Nias Selatan – Personil Polres Nias kembali menyita minuman keras Tuak Suling dalam operasi penyakit masyarakat (Pekat).

Operasi ini melibatkan personil jajaran Polres Nias berlangsung selama tiga hari. Hasilnya, 8 jerigen tuak suling dengan volume sekitar 280 liter diamankan.

Bacaan Lainnya

“Minuman keras tuak suling yang disita ada sebanyak 8 jerigen. Keseluruhannya merupakan hasil tangkapan personil yang melaksanakan operasi pekat sejak Senin, 30 Juli hingga 1 Agustus 2018,” ujar Kapolres Nisel, AKBP Faisal Napitupulu, Kamis, 2 Juli 2018.

Faisal merinci, personil Polsek Lahusa menyita 3 jerigen tuak suling dengan volume sekitar 105 liter saat melaksanakan razia di jalan Lahusa menuju Kecamatan Gomo Kabupaten Nias Selatan, Senin, 30 Juli 2018.

Tuak suling tersebut dibawa oleh Nelson Zebua (35) dengan sepeda motor.

Saat diinterogasi petugas, warga Desa Foa Kecamatan Gido, Kabupaten Nias tersebut mengaku tuak yang ia beli akan dibawa ke Kecamatan Gomo, Kabupaten Nias Selatan.

Kemudian pada Rabu pagi, 1 Agustus 2018, personil Polsek Teluk Dalam mendapat informasi ada 1 unit mobil L-300 membawa tuak suling yang akan melintas dikawasan Pos Polisi Amandraya.

“Mendapat informasi tersebut personil Polsek Teluk Dalam melaksanakan razia dan memberhentikan mobil itu. Saat diperiksa, petugas menemukan 4 jerigen berisi cairan.
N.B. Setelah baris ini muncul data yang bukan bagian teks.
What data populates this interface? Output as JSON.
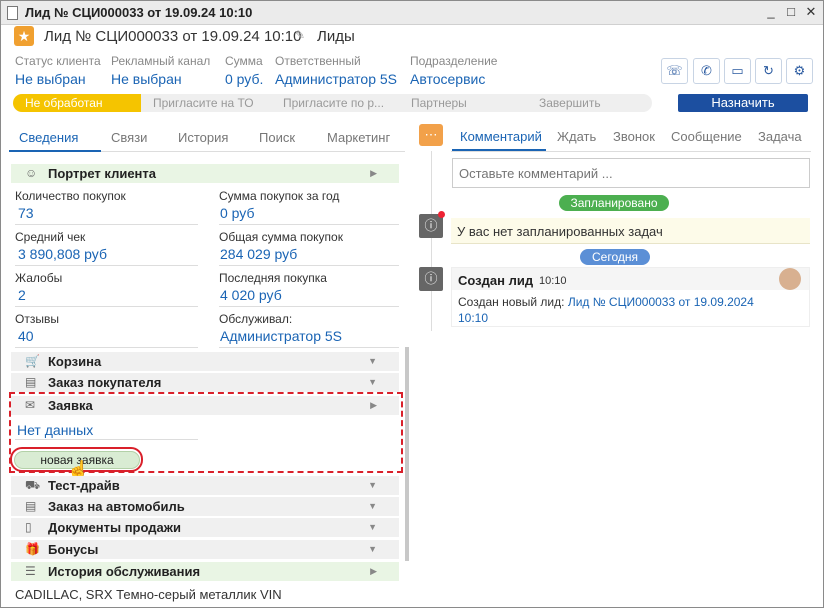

Setelah diperiksa isinya tuak suling dengan volume sekitar 140 liter,” kata Faisal.

Pengemudi mobil yang membawa tuak itu adalah Alex Giawa (24), warga jalan Kueni, Kelurahan Pasar Teluk Dalam, Kabupaten Nias Selatan.

Kepada petugas, Alex mengaku, membeli Tuo Nifaro tersebut dari Kecamatan Huruna, Kabupaten Nias Selatan, akan dijual ke sejumlah warung di Kecamatan Teluk Dalam.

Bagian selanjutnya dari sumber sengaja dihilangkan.